I have also done work in this domain about the intonation of American English polar questions (with Z.L. Zhou), and on the intonational features of American English newscaster speech (with Emily Gasser, Donna Jo Napoli, and Z.L. Zhou).
some work in this project
Ahn, Byron, Nanette Veilleux, Stefanie Shattuck-Hufnagel & Alejna Brugos. Accepted. Embarking on PoLaR Explorations: A Framework for Intonational Annotation and Analysis.
This monograph lays out an extensive set of guidelines that define the PoLaR framework for prosodic labelling, whose name is based on Points, Levels, and Ranges. The aim of this system is to provide a means of annotating the core components of prosody (especially with respect to intonation) on separate tiers. This includes information such as pitch turning points, pitch ranges, prominence and phrases. A hallmark of PoLaR is that these features can be annotated separately from one another and systematically, in a way that is not offered by other popular systems of intonational annotation; at the same time, PoLaR also provides advanced labellers with optional labels that can annotate analyses of how these features are related to one another. PoLaR’s shallow learning curve, its flexibility, and its extensibility make PoLaR useful and accessible to a wide variety of researchers, from a wide variety of backgrounds, working on a wide variety of languages and varieties. The structure of this monograph is as follows. After providing background context for PoLaR in Chapter 1, Chapters 2 and 3 comprise the annotation guidelines. After the official guidelines, we discuss details about how PoLaR has been explicitly designed to be customized or expanded upon (Chapter 4), as well as some usage cases for PoLaR and some of its advantages (Chapter 5).
Ahn, Byron, Nanette Veilleux, Beth Sturman, Alejna Brugos, Sunwoo Jeong & Stefanie Shattuck-Hufnagel. 2022, March. How Meaningful These Intonational Contours Are! Poster presented at 35th Annual Conference on Human Sentence Processing (formerly the ‘CUNY Conference on Human Sentence Processing’). University of California, Santa Cruz.

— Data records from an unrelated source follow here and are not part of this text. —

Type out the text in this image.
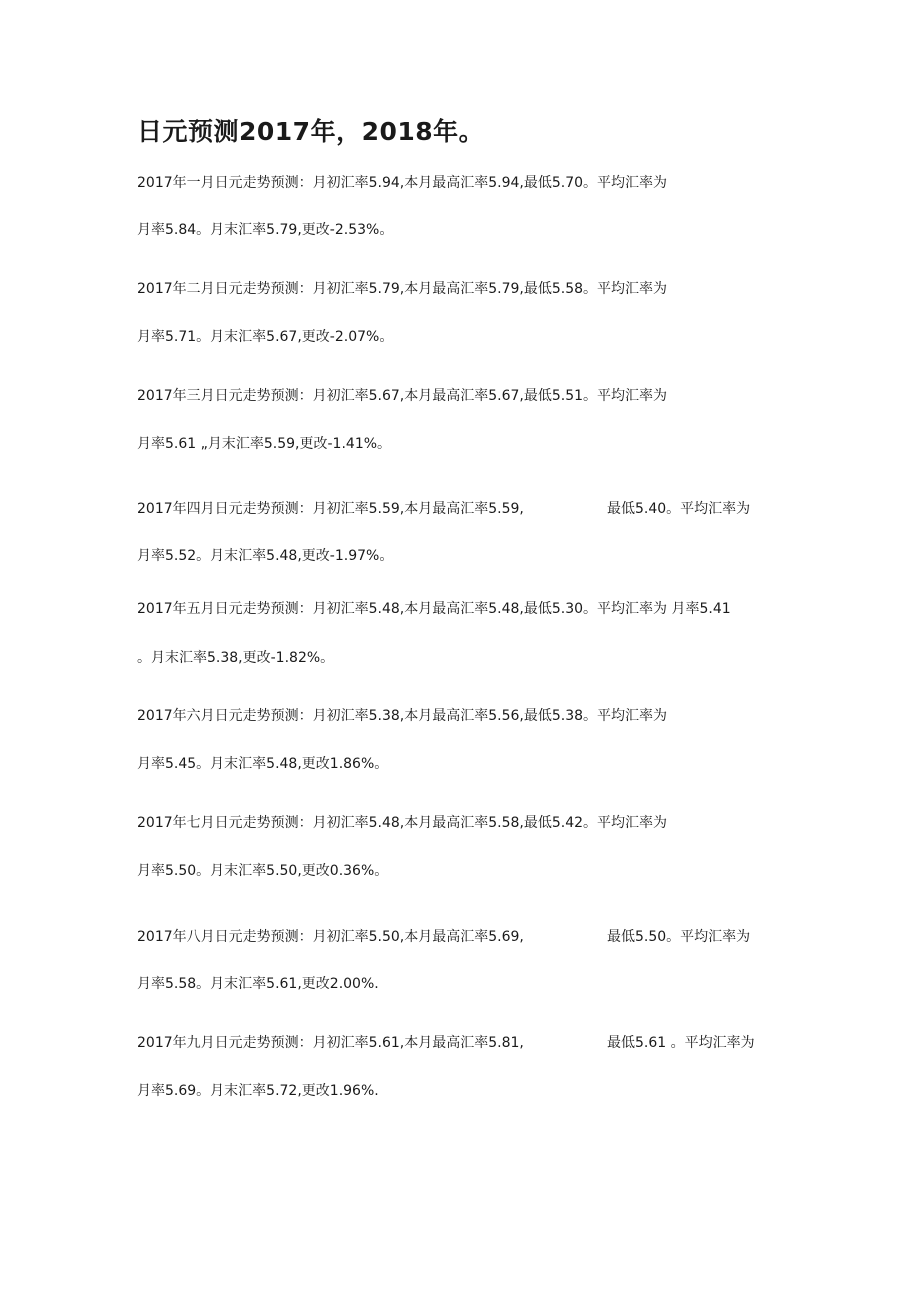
日元预测2017年，2018年。
2017年一月日元走势预测：月初汇率5.94,本月最高汇率5.94,最低5.70。平均汇率为
月率5.84。月末汇率5.79,更改-2.53%。
2017年二月日元走势预测：月初汇率5.79,本月最高汇率5.79,最低5.58。平均汇率为
月率5.71。月末汇率5.67,更改-2.07%。
2017年三月日元走势预测：月初汇率5.67,本月最高汇率5.67,最低5.51。平均汇率为
月率5.61 „月末汇率5.59,更改-1.41%。
2017年四月日元走势预测：月初汇率5.59,本月最高汇率5.59,	最低5.40。平均汇率为
月率5.52。月末汇率5.48,更改-1.97%。
2017年五月日元走势预测：月初汇率5.48,本月最高汇率5.48,最低5.30。平均汇率为 月率5.41
。月末汇率5.38,更改-1.82%。
2017年六月日元走势预测：月初汇率5.38,本月最高汇率5.56,最低5.38。平均汇率为
月率5.45。月末汇率5.48,更改1.86%。
2017年七月日元走势预测：月初汇率5.48,本月最高汇率5.58,最低5.42。平均汇率为
月率5.50。月末汇率5.50,更改0.36%。
2017年八月日元走势预测：月初汇率5.50,本月最高汇率5.69,	最低5.50。平均汇率为
月率5.58。月末汇率5.61,更改2.00%.
2017年九月日元走势预测：月初汇率5.61,本月最高汇率5.81,	最低5.61 。平均汇率为
月率5.69。月末汇率5.72,更改1.96%.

As noted in works like Rett and Sturman 2021, exclamative expressions in English can take on a variety of specialized syntactic forms, which have been argued to share a syntactic core (responsible for word-order effects) and a semantic core (a mirativity operator). Like Rett and Sturman, this work aims to identify an intonational core for exclamatives, and successfully replicates their results using an entirely different methodology: a non-phonological annotation system (PoLaR) alongside statistical analysis and machine learning techniques facilitated by those labels.
Constructing a grammatical analysis this way has advantages (including practical ones like PoLaR’s ease of use). Moreover, developing these models can serve as a stepping stone towards computationally identifying more complex models of other sem-prag and/or paralinguistic meanings.
Ahn, Byron, Nanette Veilleux & Stefanie Shattuck-Hufnagel. 2019. Annotating Prosody with PoLaR: Conventions for a Decompositional Annotation System. In Sasha Calhoun, Paola Escudero, Marija Tabain, & Paul Warren (eds.), Proceedings of the 19th International Congress of Phonetic Sciences, Melbourne, Australia 2019, 1302–1306. Canberra, Australia: Australasian Speech Science and Technology Association Inc.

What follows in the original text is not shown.